Prosecutor

Texas lawmakers push prosecutor to halt Melissa Lucio execution

John Lucio, with his wife Michelle Lucio, prays with Jennifer Allmon, right, executive director of the Texas Catholic Conference of Bishops, before a hearing by the Interim Study Committee on Criminal Justice Reform about his mother, death row inmate Melissa Lucio, at the Capitol on Tuesday.

Cameron County’s top prosecutor, pressed regularly by condition lawmakers to delay death row inmate Melissa Lucio’s looming execution, pushed back again during a Tuesday listening to at the Texas Capitol, saying he questioned claims that Lucio was harmless.

District Attorney Luis Saenz also insisted that any delay to Lucio’s April 27 execution would have to be decided by the courts, the place several late legal issues keep on being to enjoy out.

“I stand by my responsibility until eventually I am informed or else by some courtroom that could nevertheless problem a continue to be,” he explained.

Extra:Bipartisan the vast majority of Texas Household urges clemency for demise row inmate Melissa Lucio

John Lucio, with his wife Michelle Lucio, speaks to reporters before a hearing by the Interim Study Committee on Criminal Justice Reform about his mother, death row inmate Melissa Lucio, at the Capitol on Tuesday.

But after two hours of from time to time confrontational questioning by Republican and Democratic lawmakers, Saenz appeared to relent towards the end of his testimony at the committee listening to, saying he will shift to hold off Lucio’s execution if the courts drop to step in or the Board of Pardons and Paroles rejects calls for clemency.

“If Melissa does not get a continue to be by a certain day, then I will do what I have to do and cease it,” Saenz, who testified remotely, told the House Interim Research Committee on Criminal Justice Reform. 

Condition Rep. Jeff Leach, R-Allen and chairman of the committee, vowed to hold Saenz to that promise — notably immediately after the district attorney used most of the listening to rejecting phone calls for a hold off.

State Rep. Jeff Leach, R-Allen, questions Cameron County District Attorney Luis Saenz at the Interim Study Committee on Criminal Justice Reform hearing about death row inmate Melissa Lucio at the Capitol on Tuesday.

“We are going to come across a way to keep you accountable for that. I trust what you might be indicating. I have no other alternative now, in this minute, to rely on what you are stating,” mentioned Leach, who has emerged as one particular of Lucio’s most vocal advocates.

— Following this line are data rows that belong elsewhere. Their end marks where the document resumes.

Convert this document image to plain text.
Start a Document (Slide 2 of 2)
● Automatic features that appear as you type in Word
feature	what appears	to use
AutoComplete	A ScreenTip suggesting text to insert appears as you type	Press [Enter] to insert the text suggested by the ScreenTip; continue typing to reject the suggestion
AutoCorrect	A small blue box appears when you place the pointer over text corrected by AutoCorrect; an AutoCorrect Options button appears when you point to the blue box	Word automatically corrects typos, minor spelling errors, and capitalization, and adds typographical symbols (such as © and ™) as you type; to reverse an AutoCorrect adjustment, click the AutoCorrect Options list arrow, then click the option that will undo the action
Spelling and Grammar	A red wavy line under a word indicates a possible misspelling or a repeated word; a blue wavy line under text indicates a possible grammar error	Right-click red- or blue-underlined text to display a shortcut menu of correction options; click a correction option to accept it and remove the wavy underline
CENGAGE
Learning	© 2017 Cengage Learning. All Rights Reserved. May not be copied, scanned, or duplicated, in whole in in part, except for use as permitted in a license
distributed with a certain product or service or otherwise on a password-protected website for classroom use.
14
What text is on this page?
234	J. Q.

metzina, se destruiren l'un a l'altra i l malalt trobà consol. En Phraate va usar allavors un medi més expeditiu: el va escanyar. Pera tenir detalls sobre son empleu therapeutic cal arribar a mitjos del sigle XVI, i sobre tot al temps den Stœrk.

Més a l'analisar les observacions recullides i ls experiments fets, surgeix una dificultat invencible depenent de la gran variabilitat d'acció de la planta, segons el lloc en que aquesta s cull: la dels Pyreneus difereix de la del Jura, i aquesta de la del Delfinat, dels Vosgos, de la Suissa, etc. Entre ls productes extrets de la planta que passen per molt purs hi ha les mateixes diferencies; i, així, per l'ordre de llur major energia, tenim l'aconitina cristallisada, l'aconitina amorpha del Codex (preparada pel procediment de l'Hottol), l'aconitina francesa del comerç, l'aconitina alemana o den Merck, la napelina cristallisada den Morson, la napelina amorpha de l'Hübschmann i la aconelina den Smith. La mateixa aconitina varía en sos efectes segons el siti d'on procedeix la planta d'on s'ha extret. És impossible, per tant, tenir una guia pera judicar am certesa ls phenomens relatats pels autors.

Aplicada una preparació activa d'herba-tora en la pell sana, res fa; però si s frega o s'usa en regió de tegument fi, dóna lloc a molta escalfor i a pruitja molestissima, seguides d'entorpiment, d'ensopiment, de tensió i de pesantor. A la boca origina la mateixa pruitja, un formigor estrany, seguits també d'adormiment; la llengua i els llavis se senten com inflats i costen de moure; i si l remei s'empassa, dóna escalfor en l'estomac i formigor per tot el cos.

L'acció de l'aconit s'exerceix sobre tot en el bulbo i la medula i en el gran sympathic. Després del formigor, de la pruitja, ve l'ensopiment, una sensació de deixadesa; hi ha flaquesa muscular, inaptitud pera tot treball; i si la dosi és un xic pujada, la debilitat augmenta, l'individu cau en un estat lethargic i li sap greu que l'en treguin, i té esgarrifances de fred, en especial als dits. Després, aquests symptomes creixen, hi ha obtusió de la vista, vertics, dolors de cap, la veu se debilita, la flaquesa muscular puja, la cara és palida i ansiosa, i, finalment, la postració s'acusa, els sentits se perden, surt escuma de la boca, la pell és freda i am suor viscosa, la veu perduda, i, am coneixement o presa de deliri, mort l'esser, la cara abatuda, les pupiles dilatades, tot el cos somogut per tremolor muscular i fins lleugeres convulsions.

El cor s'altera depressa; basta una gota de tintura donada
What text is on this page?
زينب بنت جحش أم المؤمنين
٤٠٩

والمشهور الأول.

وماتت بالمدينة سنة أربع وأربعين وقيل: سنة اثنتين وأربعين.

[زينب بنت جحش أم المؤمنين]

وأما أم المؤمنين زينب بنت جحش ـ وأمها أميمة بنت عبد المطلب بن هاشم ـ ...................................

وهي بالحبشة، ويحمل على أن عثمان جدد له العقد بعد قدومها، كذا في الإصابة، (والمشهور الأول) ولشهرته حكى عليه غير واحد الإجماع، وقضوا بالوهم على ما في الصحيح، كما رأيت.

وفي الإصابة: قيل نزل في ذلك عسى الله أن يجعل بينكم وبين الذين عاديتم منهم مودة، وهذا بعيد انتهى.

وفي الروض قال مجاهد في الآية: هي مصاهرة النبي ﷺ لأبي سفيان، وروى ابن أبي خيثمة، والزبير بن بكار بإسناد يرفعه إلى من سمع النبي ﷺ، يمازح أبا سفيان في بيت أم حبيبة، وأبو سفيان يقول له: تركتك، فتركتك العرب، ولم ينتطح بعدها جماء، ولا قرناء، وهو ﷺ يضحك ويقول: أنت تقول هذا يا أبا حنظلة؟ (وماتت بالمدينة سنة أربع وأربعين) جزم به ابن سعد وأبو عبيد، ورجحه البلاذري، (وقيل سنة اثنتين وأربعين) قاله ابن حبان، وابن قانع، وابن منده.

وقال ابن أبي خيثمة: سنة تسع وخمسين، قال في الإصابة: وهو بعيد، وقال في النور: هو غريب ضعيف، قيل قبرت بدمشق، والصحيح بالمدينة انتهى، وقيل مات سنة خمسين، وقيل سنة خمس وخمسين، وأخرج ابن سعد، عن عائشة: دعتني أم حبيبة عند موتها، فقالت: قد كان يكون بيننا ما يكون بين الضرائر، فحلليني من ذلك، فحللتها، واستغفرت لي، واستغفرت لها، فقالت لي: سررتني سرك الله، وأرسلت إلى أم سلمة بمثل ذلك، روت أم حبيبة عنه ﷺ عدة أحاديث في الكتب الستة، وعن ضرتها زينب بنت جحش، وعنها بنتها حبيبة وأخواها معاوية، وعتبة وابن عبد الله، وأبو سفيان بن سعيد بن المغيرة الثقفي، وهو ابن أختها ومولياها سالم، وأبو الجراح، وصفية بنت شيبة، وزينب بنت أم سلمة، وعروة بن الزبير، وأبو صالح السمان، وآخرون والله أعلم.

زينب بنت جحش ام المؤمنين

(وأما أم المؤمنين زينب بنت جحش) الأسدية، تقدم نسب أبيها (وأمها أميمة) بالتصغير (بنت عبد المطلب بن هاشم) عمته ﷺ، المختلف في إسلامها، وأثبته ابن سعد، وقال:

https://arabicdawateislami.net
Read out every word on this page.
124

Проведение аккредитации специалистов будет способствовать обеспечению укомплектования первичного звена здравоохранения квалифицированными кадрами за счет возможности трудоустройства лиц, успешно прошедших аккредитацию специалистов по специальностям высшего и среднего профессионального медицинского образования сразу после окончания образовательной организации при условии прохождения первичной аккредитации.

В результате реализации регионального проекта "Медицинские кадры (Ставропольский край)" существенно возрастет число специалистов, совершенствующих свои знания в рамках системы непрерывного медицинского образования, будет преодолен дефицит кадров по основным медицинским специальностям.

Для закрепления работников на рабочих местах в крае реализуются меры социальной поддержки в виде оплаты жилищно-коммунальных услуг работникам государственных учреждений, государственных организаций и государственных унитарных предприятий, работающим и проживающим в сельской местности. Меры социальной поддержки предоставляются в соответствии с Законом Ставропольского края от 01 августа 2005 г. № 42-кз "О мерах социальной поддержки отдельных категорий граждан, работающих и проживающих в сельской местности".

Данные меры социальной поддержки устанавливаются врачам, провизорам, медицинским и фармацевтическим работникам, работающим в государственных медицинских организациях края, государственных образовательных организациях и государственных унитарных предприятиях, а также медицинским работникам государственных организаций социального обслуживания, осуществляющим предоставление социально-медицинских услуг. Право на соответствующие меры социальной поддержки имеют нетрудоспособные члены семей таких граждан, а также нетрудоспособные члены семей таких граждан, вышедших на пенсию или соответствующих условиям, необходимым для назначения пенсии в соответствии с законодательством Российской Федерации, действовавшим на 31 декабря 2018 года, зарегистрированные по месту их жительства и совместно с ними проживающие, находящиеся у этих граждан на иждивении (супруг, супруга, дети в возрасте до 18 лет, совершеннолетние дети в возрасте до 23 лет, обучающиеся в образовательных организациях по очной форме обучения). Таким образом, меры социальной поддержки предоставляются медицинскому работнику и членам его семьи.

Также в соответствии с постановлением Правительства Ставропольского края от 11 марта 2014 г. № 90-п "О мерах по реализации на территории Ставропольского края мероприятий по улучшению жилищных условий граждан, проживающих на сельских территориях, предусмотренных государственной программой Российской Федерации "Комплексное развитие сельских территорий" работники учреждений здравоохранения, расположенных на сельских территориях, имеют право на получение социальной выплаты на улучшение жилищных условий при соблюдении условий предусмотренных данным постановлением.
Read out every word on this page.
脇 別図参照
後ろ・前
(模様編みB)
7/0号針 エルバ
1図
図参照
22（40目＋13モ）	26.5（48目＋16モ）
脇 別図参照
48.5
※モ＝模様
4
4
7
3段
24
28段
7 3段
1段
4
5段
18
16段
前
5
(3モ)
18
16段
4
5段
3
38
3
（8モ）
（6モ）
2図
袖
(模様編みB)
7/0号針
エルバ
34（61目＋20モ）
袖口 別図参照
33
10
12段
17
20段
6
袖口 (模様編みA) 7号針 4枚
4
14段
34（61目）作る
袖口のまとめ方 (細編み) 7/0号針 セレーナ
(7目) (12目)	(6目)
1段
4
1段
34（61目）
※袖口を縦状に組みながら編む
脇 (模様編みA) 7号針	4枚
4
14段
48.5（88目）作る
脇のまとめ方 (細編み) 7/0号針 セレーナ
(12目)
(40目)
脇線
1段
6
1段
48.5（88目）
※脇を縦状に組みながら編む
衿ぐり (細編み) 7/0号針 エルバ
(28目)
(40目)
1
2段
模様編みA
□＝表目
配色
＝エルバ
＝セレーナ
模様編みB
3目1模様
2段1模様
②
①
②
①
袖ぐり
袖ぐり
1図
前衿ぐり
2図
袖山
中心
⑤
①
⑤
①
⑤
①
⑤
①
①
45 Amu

Previous demo jurors urge execution delay

Leach and the committee’s vice chairman, Rep. Joe Moody, D-El Paso, ended up among a bipartisan team of 83 Texas Dwelling customers who past month signed a letter urging Gov. Greg Abbott and the parole board to hold off Lucio’s execution so new evidence could be reviewed that elevated doubts about no matter whether the Harlingen girl killed her 2-year-old daughter, Mariah, in 2007.

The letter was despatched shortly after Lucio’s attorneys submitted an considerable clemency petition arguing that Mariah was not murdered but as a substitute died two times just after an accidental tumble down steep stairs brought on unseen interior injuries.

State Rep. Joe Moody, D-El Paso, left to right, state Rep. Angie Chen Button, R-Richardson, and State Rep. Jeff Leach, R-Allen, arrive for the Interim Study Committee on Criminal Justice Reform hearing about death row inmate Melissa Lucio at the Capitol on Tuesday. A bipartisan majority of the Texas House is calling for clemency for Melissa Lucio who was convicted of capital murder in 2008 in the death of her daughter.

The petition cited nationally identified researchers and forensic professionals who reviewed the proof and concluded that prosecution gurus have been incorrect when they testified that the child’s bruises could only have been brought on by actual physical abuse that happened shortly ahead of her loss of life.

Protection attorneys also blamed her confession on pervasive domestic abuse and childhood sexual abuse that remaining Lucio susceptible to coercive police methods.